In the year ahead, even slight relief of some supply-chain issues could have significant effects. For example, there are a lot of partially built vehicles that car makers have parked around the country which will be rolling into dealerships once necessary chips are installed. In a recent note, the Bank for International Settlements pointed out that the building of precautionary stockpiles of components by some manufacturers might be exacerbating shortages—a phenomenon that might also paint a false picture of underlying demand. Earlier this fall, many retailers were imploring consumers to get their holiday shopping done early, lest supplies run out, yet last week Walmart, Target and TJX all said they are well stocked for Black Friday.
Another place inventories might be higher than readily perceived is in people’s homes and driveways. Adjusted for inflation, consumer purchases of durable goods—long-lasting items including bicycles and television sets—rose 7.7% last year from 2019, and in the first nine months of this year were up 26.6% versus two years ago. Even pent-up consumer demand for new cars might be less than seems apparent: While production problems have pushed new car and truck sales well below their 2019 levels this year, exclude fleet sales to rental companies and the like, and they are only down a bit.

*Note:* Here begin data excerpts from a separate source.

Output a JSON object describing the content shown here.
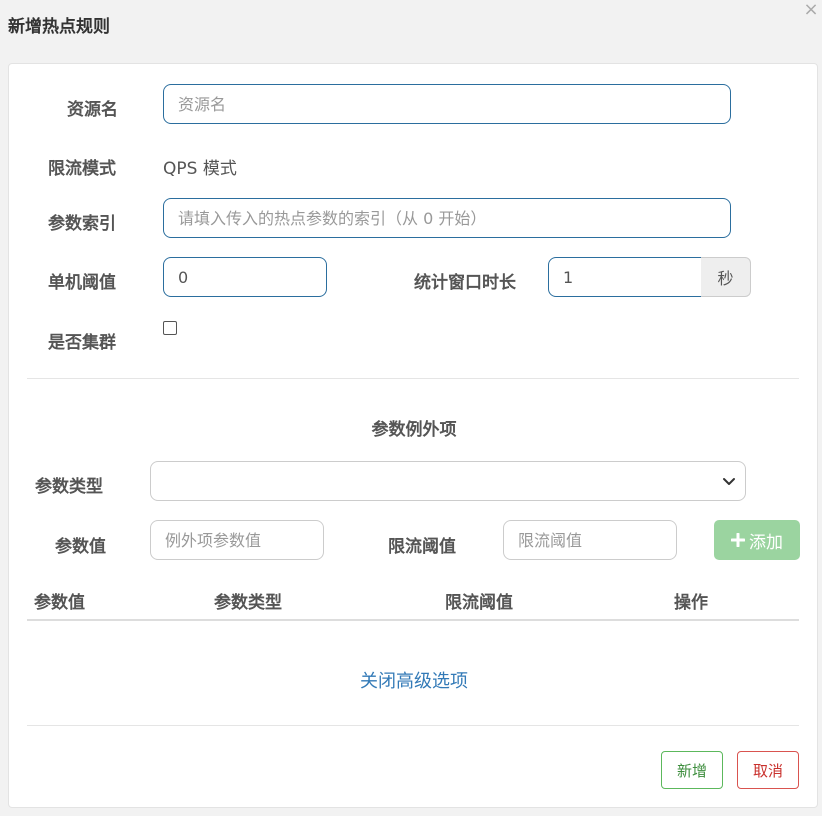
{
  "dialog": {
    "title": "新增热点规则",
    "close": "×"
  },
  "form": {
    "resource": {
      "label": "资源名",
      "placeholder": "资源名",
      "value": ""
    },
    "mode": {
      "label": "限流模式",
      "value": "QPS 模式"
    },
    "param_index": {
      "label": "参数索引",
      "placeholder": "请填入传入的热点参数的索引（从 0 开始）",
      "value": ""
    },
    "threshold": {
      "label": "单机阈值",
      "value": "0"
    },
    "window": {
      "label": "统计窗口时长",
      "value": "1",
      "unit": "秒"
    },
    "cluster": {
      "label": "是否集群",
      "checked": false
    }
  },
  "exceptions": {
    "title": "参数例外项",
    "type_label": "参数类型",
    "type_value": "",
    "value_label": "参数值",
    "value_placeholder": "例外项参数值",
    "limit_label": "限流阈值",
    "limit_placeholder": "限流阈值",
    "add_button": "添加",
    "columns": [
      "参数值",
      "参数类型",
      "限流阈值",
      "操作"
    ],
    "rows": []
  },
  "advanced_link": "关闭高级选项",
  "footer": {
    "ok_button": "新增",
    "cancel_button": "取消"
  },
  "colors": {
    "input_border": "#2b6e9e",
    "add_button": "#9bd4a0",
    "ok_border": "#5cb85c",
    "cancel_border": "#d9534f",
    "link": "#337ab7"
  }
}
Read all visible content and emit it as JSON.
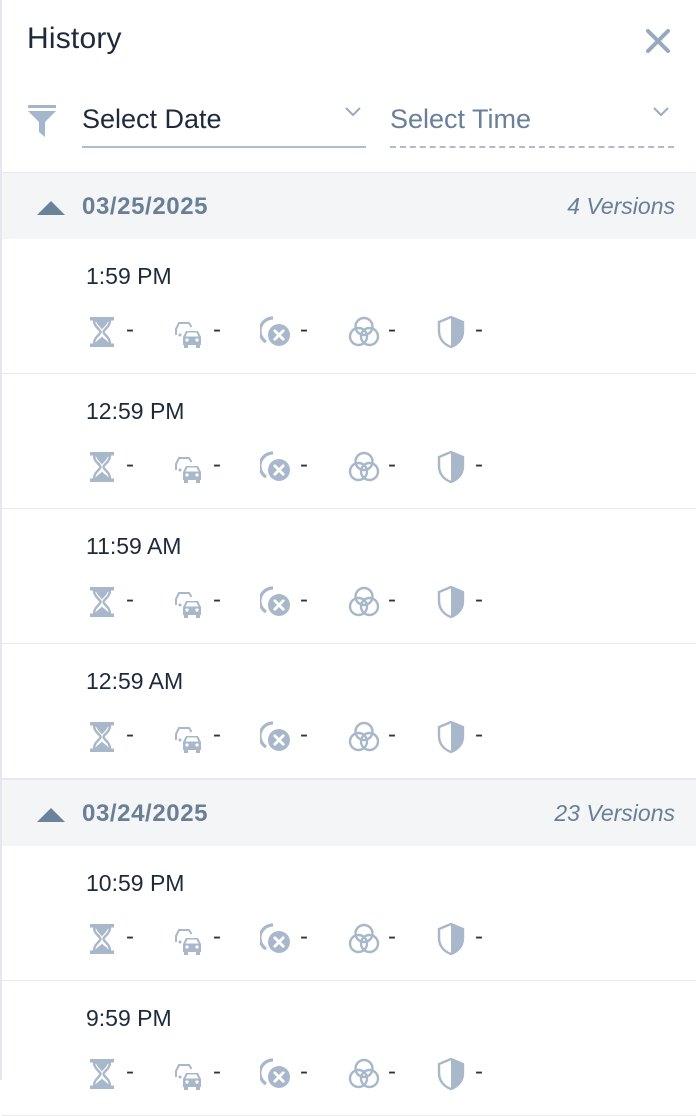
{
  "header": {
    "title": "History"
  },
  "filters": {
    "date_placeholder": "Select Date",
    "time_placeholder": "Select Time"
  },
  "colors": {
    "icon": "#a8b8ca",
    "accent_text": "#6a7e96",
    "group_bg": "#f3f5f7"
  },
  "metric_icons": [
    "hourglass-icon",
    "cars-icon",
    "cancel-circle-icon",
    "venn-circles-icon",
    "shield-icon"
  ],
  "groups": [
    {
      "date": "03/25/2025",
      "count": "4 Versions",
      "rows": [
        {
          "time": "1:59 PM",
          "metrics": [
            "-",
            "-",
            "-",
            "-",
            "-"
          ]
        },
        {
          "time": "12:59 PM",
          "metrics": [
            "-",
            "-",
            "-",
            "-",
            "-"
          ]
        },
        {
          "time": "11:59 AM",
          "metrics": [
            "-",
            "-",
            "-",
            "-",
            "-"
          ]
        },
        {
          "time": "12:59 AM",
          "metrics": [
            "-",
            "-",
            "-",
            "-",
            "-"
          ]
        }
      ]
    },
    {
      "date": "03/24/2025",
      "count": "23 Versions",
      "rows": [
        {
          "time": "10:59 PM",
          "metrics": [
            "-",
            "-",
            "-",
            "-",
            "-"
          ]
        },
        {
          "time": "9:59 PM",
          "metrics": [
            "-",
            "-",
            "-",
            "-",
            "-"
          ]
        }
      ]
    }
  ]
}
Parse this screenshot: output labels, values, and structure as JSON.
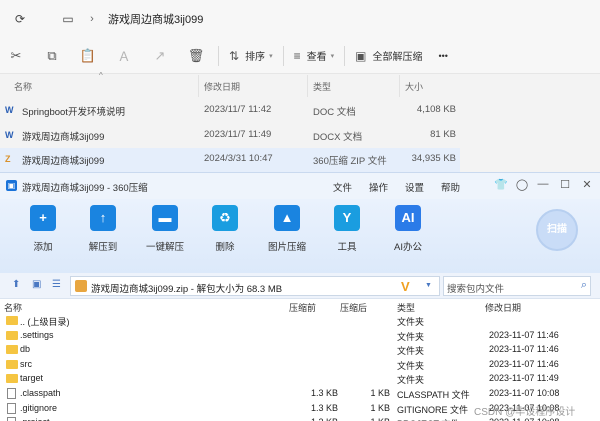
{
  "explorer": {
    "path": "游戏周边商城3ij099",
    "toolbar": {
      "sort_label": "排序",
      "view_label": "查看",
      "extract_all_label": "全部解压缩",
      "more_label": "•••"
    },
    "columns": {
      "name": "名称",
      "date": "修改日期",
      "type": "类型",
      "size": "大小"
    },
    "files": [
      {
        "name": "Springboot开发环境说明",
        "date": "2023/11/7 11:42",
        "type": "DOC 文档",
        "size": "4,108 KB",
        "icon": "doc-icon",
        "selected": false
      },
      {
        "name": "游戏周边商城3ij099",
        "date": "2023/11/7 11:49",
        "type": "DOCX 文档",
        "size": "81 KB",
        "icon": "docx-icon",
        "selected": false
      },
      {
        "name": "游戏周边商城3ij099",
        "date": "2024/3/31 10:47",
        "type": "360压缩 ZIP 文件",
        "size": "34,935 KB",
        "icon": "zip-icon",
        "selected": true
      }
    ]
  },
  "zip_window": {
    "title": "游戏周边商城3ij099 - 360压缩",
    "menu": [
      "文件",
      "操作",
      "设置",
      "帮助"
    ],
    "tools": [
      {
        "label": "添加",
        "icon": "add-icon",
        "color": "#1a84e0"
      },
      {
        "label": "解压到",
        "icon": "extract-to-icon",
        "color": "#1a84e0"
      },
      {
        "label": "一键解压",
        "icon": "one-click-extract-icon",
        "color": "#1a84e0"
      },
      {
        "label": "删除",
        "icon": "recycle-icon",
        "color": "#1a9de0"
      },
      {
        "label": "图片压缩",
        "icon": "image-compress-icon",
        "color": "#1a84e0"
      },
      {
        "label": "工具",
        "icon": "tools-icon",
        "color": "#1a9de0"
      },
      {
        "label": "AI办公",
        "icon": "ai-icon",
        "color": "#2b7be8"
      }
    ],
    "scan_label": "扫描",
    "address": "游戏周边商城3ij099.zip - 解包大小为 68.3 MB",
    "search_placeholder": "搜索包内文件",
    "columns": {
      "name": "名称",
      "compressed": "压缩前",
      "packed": "压缩后",
      "type": "类型",
      "date": "修改日期"
    },
    "rows": [
      {
        "name": ".. (上级目录)",
        "compressed": "",
        "packed": "",
        "type": "文件夹",
        "date": "",
        "kind": "folder"
      },
      {
        "name": ".settings",
        "compressed": "",
        "packed": "",
        "type": "文件夹",
        "date": "2023-11-07 11:46",
        "kind": "folder"
      },
      {
        "name": "db",
        "compressed": "",
        "packed": "",
        "type": "文件夹",
        "date": "2023-11-07 11:46",
        "kind": "folder"
      },
      {
        "name": "src",
        "compressed": "",
        "packed": "",
        "type": "文件夹",
        "date": "2023-11-07 11:46",
        "kind": "folder"
      },
      {
        "name": "target",
        "compressed": "",
        "packed": "",
        "type": "文件夹",
        "date": "2023-11-07 11:49",
        "kind": "folder"
      },
      {
        "name": ".classpath",
        "compressed": "1.3 KB",
        "packed": "1 KB",
        "type": "CLASSPATH 文件",
        "date": "2023-11-07 10:08",
        "kind": "file"
      },
      {
        "name": ".gitignore",
        "compressed": "1.3 KB",
        "packed": "1 KB",
        "type": "GITIGNORE 文件",
        "date": "2023-11-07 10:08",
        "kind": "file"
      },
      {
        "name": ".project",
        "compressed": "1.3 KB",
        "packed": "1 KB",
        "type": "PROJECT 文件",
        "date": "2023-11-07 10:08",
        "kind": "file"
      }
    ]
  },
  "watermark": "CSDN @毕设程序设计"
}
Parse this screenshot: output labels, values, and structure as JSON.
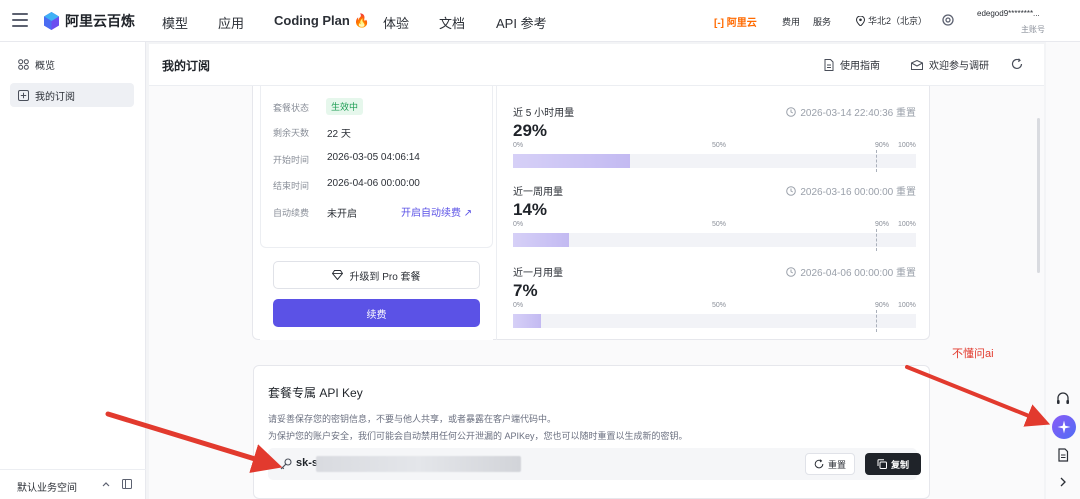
{
  "topbar": {
    "brand": "阿里云百炼",
    "nav": [
      "模型",
      "应用",
      "Coding Plan 🔥",
      "体验",
      "文档",
      "API 参考"
    ],
    "aliyun_logo": "[-] 阿里云",
    "fees": "费用",
    "service": "服务",
    "region": "华北2（北京）",
    "user": "edegod9********...",
    "user_sub": "主账号"
  },
  "sidebar": {
    "items": [
      {
        "label": "概览",
        "icon": "grid-icon"
      },
      {
        "label": "我的订阅",
        "icon": "subscription-icon"
      }
    ],
    "space": "默认业务空间"
  },
  "header": {
    "title": "我的订阅",
    "guide": "使用指南",
    "survey": "欢迎参与调研"
  },
  "subscription": {
    "status_label": "套餐状态",
    "status_value": "生效中",
    "days_label": "剩余天数",
    "days_value": "22 天",
    "start_label": "开始时间",
    "start_value": "2026-03-05 04:06:14",
    "end_label": "结束时间",
    "end_value": "2026-04-06 00:00:00",
    "auto_label": "自动续费",
    "auto_value": "未开启",
    "auto_link": "开启自动续费 ↗",
    "upgrade": "升级到 Pro 套餐",
    "renew": "续费"
  },
  "usage": [
    {
      "title": "近 5 小时用量",
      "reset": "2026-03-14 22:40:36 重置",
      "pct": "29%",
      "value": 0.29
    },
    {
      "title": "近一周用量",
      "reset": "2026-03-16 00:00:00 重置",
      "pct": "14%",
      "value": 0.14
    },
    {
      "title": "近一月用量",
      "reset": "2026-04-06 00:00:00 重置",
      "pct": "7%",
      "value": 0.07
    }
  ],
  "ticks": {
    "t0": "0%",
    "t50": "50%",
    "t90": "90%",
    "t100": "100%"
  },
  "api": {
    "title": "套餐专属 API Key",
    "line1": "请妥善保存您的密钥信息，不要与他人共享，或者暴露在客户端代码中。",
    "line2": "为保护您的账户安全，我们可能会自动禁用任何公开泄漏的 APIKey，您也可以随时重置以生成新的密钥。",
    "key_prefix": "sk-s",
    "reset": "重置",
    "copy": "复制"
  },
  "annotation": "不懂问ai",
  "colors": {
    "accent": "#5b52e6",
    "annotation": "#e23a2e",
    "success": "#1f9d55"
  }
}
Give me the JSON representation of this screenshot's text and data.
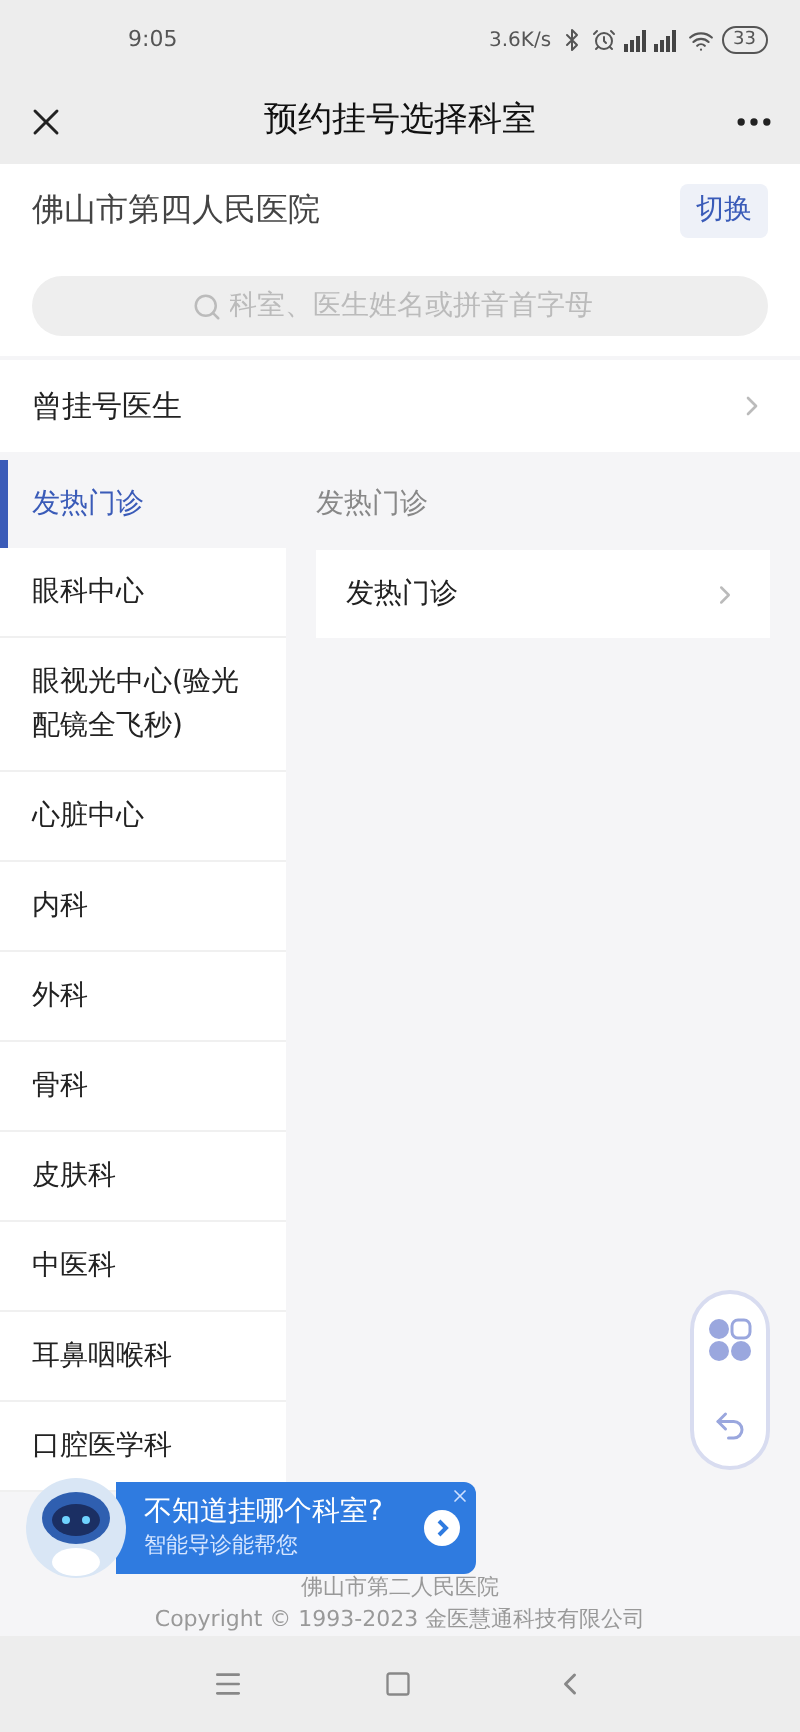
{
  "status_bar": {
    "time": "9:05",
    "speed": "3.6K/s",
    "battery": "33"
  },
  "header": {
    "title": "预约挂号选择科室"
  },
  "hospital": {
    "name": "佛山市第四人民医院",
    "switch_label": "切换"
  },
  "search": {
    "placeholder": "科室、医生姓名或拼音首字母"
  },
  "past_doctors": {
    "label": "曾挂号医生"
  },
  "departments": [
    {
      "label": "发热门诊",
      "selected": true
    },
    {
      "label": "眼科中心",
      "selected": false
    },
    {
      "label": "眼视光中心(验光配镜全飞秒)",
      "selected": false
    },
    {
      "label": "心脏中心",
      "selected": false
    },
    {
      "label": "内科",
      "selected": false
    },
    {
      "label": "外科",
      "selected": false
    },
    {
      "label": "骨科",
      "selected": false
    },
    {
      "label": "皮肤科",
      "selected": false
    },
    {
      "label": "中医科",
      "selected": false
    },
    {
      "label": "耳鼻咽喉科",
      "selected": false
    },
    {
      "label": "口腔医学科",
      "selected": false
    }
  ],
  "section_title": "发热门诊",
  "sub_items": [
    {
      "label": "发热门诊"
    }
  ],
  "banner": {
    "title": "不知道挂哪个科室?",
    "subtitle": "智能导诊能帮您"
  },
  "footer": {
    "hospital": "佛山市第二人民医院",
    "copyright": "Copyright © 1993-2023 金医慧通科技有限公司"
  }
}
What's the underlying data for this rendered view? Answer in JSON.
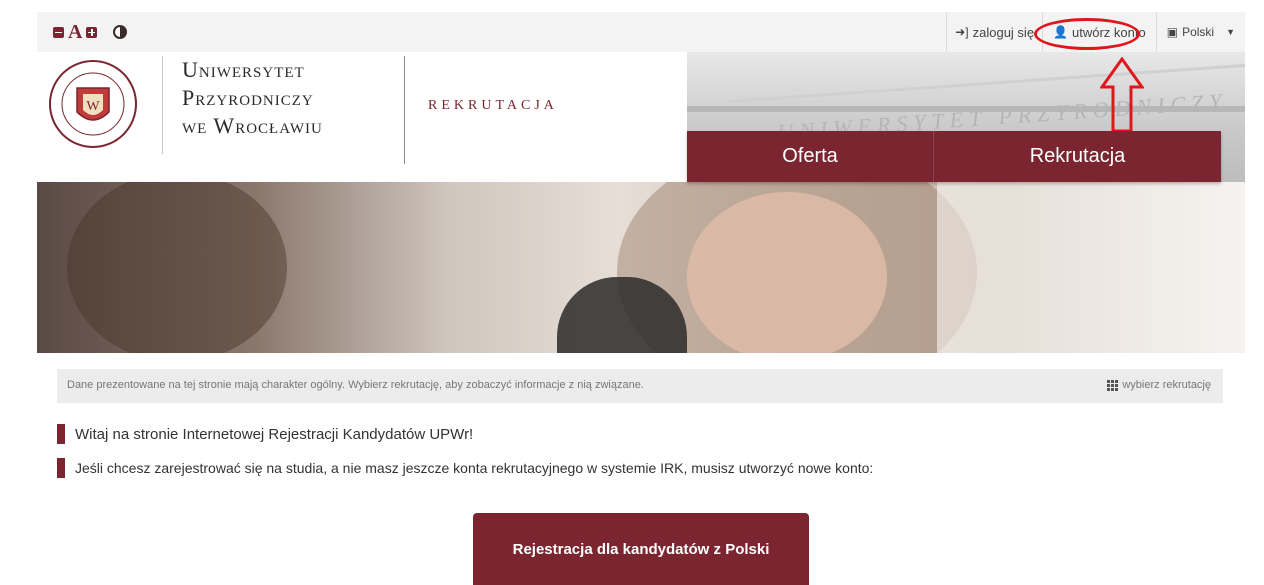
{
  "accessibility": {
    "decrease_label": "",
    "font_letter": "A",
    "increase_label": "",
    "contrast_label": ""
  },
  "account": {
    "login": "zaloguj się",
    "create": "utwórz konto",
    "language": "Polski",
    "caret": "▼"
  },
  "header": {
    "uni_line1": "Uniwersytet",
    "uni_line2": "Przyrodniczy",
    "uni_line3": "we Wrocławiu",
    "section": "REKRUTACJA",
    "building_inscription": "UNIWERSYTET PRZYRODNICZY"
  },
  "nav": {
    "offer": "Oferta",
    "recruitment": "Rekrutacja"
  },
  "info": {
    "message": "Dane prezentowane na tej stronie mają charakter ogólny. Wybierz rekrutację, aby zobaczyć informacje z nią związane.",
    "choose": "wybierz rekrutację"
  },
  "content": {
    "welcome": "Witaj na stronie Internetowej Rejestracji Kandydatów UPWr!",
    "instruction": "Jeśli chcesz zarejestrować się na studia, a nie masz jeszcze konta rekrutacyjnego w systemie IRK, musisz utworzyć nowe konto:",
    "register_button": "Rejestracja dla kandydatów z Polski"
  },
  "colors": {
    "brand": "#7a2530",
    "highlight": "#e0161c"
  }
}
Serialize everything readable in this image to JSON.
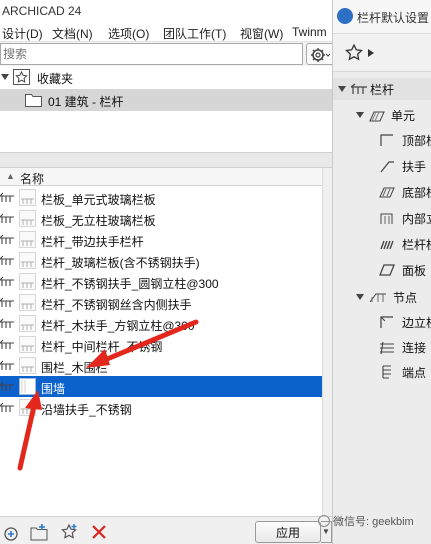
{
  "window": {
    "title": "ARCHICAD 24"
  },
  "menu": [
    "设计(D)",
    "文档(N)",
    "选项(O)",
    "团队工作(T)",
    "视窗(W)",
    "Twinm"
  ],
  "search": {
    "placeholder": "搜索",
    "value": ""
  },
  "tree": {
    "favorites_label": "收藏夹",
    "folder_label": "01 建筑 - 栏杆"
  },
  "list": {
    "column_header": "名称",
    "items": [
      {
        "name": "栏板_单元式玻璃栏板"
      },
      {
        "name": "栏板_无立柱玻璃栏板"
      },
      {
        "name": "栏杆_带边扶手栏杆"
      },
      {
        "name": "栏杆_玻璃栏板(含不锈钢扶手)"
      },
      {
        "name": "栏杆_不锈钢扶手_圆钢立柱@300"
      },
      {
        "name": "栏杆_不锈钢钢丝含内侧扶手"
      },
      {
        "name": "栏杆_木扶手_方钢立柱@300"
      },
      {
        "name": "栏杆_中间栏杆_不锈钢"
      },
      {
        "name": "围栏_木围栏"
      },
      {
        "name": "围墙"
      },
      {
        "name": "沿墙扶手_不锈钢"
      }
    ],
    "selected_index": 9
  },
  "bottom": {
    "apply_label": "应用"
  },
  "palette": {
    "title": "栏杆默认设置",
    "root_label": "栏杆",
    "unit_label": "单元",
    "unit_items": [
      "顶部栏",
      "扶手",
      "底部栏",
      "内部立",
      "栏杆柱",
      "面板"
    ],
    "node_label": "节点",
    "node_items": [
      "边立柱",
      "连接",
      "端点"
    ]
  },
  "watermark": "微信号: geekbim",
  "colors": {
    "selection": "#0b62cc",
    "arrow": "#e3271d",
    "delete": "#d9261c"
  }
}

If Covid-19 risks continue to diminish in the months ahead, allowing people to resume more of their pre-pandemic activities, more spending might be shifted away from goods toward services. Lower Covid-19 risks would also help alleviate some supply-chain snarls, especially in countries outside the U.S. that are major sources of manufactured goods and components. At the least, prices for some items could stop rising and become drags on inflation. And prices for some goods, such as used cars—which have accounted for about a percentage point of the 6.9% increase in overall consumer prices—could fall.
By this time next year, inflation might not seem like nearly as big a problem as it does right now.